IR cm ^-1 : 2120,1785,1708. ¹ H-NMR (D ₂ O) δ: 4.18 (1 H, dd, J = 3.4,8.4 Hz), 2.70 (1 H, ddt, J = 3.4,14.0, J _HF = 16.0 Hz), 2.53 (1H, ddt, J = 8.4,14.0, J _HF = 16.0Hz). ¹⁹ F-NMR (CDCl ₃ ): −38.9 (t, J = 16.0 Hz), MS m / z: 354 (M ⁺ −N ₂ ), 323,204.

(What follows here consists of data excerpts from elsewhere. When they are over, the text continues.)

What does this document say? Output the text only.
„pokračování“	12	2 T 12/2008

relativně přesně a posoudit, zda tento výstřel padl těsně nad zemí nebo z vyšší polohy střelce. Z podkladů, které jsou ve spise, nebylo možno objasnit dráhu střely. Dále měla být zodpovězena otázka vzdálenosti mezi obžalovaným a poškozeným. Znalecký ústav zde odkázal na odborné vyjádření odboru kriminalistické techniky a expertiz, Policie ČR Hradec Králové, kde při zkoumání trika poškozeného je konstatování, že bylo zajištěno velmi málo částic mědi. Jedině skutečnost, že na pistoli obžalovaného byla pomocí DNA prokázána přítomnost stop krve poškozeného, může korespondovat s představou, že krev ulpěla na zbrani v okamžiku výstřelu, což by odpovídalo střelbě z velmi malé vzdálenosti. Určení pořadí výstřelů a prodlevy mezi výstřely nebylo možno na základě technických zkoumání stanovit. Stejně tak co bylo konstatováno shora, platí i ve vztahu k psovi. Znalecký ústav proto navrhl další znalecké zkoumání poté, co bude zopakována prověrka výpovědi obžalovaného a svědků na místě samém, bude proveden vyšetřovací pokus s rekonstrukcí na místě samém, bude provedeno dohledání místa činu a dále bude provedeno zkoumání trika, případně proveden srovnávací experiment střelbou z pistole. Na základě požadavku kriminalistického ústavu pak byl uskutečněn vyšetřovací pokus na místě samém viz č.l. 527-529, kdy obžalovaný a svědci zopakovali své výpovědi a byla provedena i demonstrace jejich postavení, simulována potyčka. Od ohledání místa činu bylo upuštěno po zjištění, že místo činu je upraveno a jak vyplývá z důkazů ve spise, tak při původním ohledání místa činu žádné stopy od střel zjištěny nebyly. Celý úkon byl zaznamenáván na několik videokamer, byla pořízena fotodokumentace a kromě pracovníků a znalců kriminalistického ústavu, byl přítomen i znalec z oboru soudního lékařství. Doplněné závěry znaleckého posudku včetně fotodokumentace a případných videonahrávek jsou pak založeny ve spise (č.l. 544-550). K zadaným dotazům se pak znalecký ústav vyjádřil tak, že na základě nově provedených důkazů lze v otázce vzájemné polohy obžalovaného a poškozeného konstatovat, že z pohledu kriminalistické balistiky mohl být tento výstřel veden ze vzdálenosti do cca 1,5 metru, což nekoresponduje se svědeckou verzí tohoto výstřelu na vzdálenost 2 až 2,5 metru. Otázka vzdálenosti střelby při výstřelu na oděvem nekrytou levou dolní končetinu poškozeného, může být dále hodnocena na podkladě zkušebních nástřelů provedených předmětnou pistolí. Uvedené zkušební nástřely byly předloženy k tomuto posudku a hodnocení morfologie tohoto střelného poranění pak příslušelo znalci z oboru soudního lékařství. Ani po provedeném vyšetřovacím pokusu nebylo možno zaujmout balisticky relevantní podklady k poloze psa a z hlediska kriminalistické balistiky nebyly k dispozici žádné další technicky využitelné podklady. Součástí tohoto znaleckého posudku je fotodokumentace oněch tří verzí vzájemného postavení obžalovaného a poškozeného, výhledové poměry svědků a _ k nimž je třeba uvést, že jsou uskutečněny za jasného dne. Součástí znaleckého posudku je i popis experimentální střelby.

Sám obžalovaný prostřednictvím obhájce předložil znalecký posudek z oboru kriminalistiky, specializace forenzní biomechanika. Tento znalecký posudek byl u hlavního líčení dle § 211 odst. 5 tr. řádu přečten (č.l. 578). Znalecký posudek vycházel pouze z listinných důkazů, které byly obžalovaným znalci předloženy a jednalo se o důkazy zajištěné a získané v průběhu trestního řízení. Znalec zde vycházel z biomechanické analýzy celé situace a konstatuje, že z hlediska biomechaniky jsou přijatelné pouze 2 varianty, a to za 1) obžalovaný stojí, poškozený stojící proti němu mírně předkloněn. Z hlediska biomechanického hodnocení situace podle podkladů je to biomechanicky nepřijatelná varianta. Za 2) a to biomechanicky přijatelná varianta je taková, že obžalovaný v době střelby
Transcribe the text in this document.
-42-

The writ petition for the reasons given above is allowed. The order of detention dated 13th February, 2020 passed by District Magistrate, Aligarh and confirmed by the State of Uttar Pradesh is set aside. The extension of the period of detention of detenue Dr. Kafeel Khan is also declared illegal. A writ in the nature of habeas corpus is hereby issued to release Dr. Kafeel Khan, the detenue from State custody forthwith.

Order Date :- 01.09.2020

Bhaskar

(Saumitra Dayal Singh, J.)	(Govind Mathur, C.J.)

──────────────────────────────────────────────────の Continued on the front page (51) Int.Cl. ⁶ Identification code FI C07C 59/74 C07C 59/74 69/716 69/716 Z 69/738 69/738 Z 205/58 205/58 233/04 233 / 04 233/11 233/11

Claims (1)

(57) [Claims] An adduct formed by reacting a 2,2-difluoroketene silyl acetal represented by the following formula [I] with an unsaturated compound represented by the following formula [II] is further hydrolyzed or electrophilically added. A process for producing a 2,2-difluorocarboxylic acid derivative represented by the following formula [III], which is subjected to a reaction. However, R ¹ represents a residue of a monohydric alcohol, R ² , R ³ , and R ⁴ are the same or different, and represent an alkyl group, an aryl group, and an aralkyl group, and R ⁵ , R ⁶ , and R ⁷ are the same or different. Hydrogen atom,
Alkyl group, an aryl group, an aralkyl group, R ⁸
Represents a hydrogen atom or a monohydric alcohol residue. A represents an electron-withdrawing group such as a formyl group, an acyl group, an ester group, an amide group, and a nitro group. Alternatively, R ⁷ and A together represent a keto group-containing alkylene group. X represents a hydrogen atom or a halogen atom.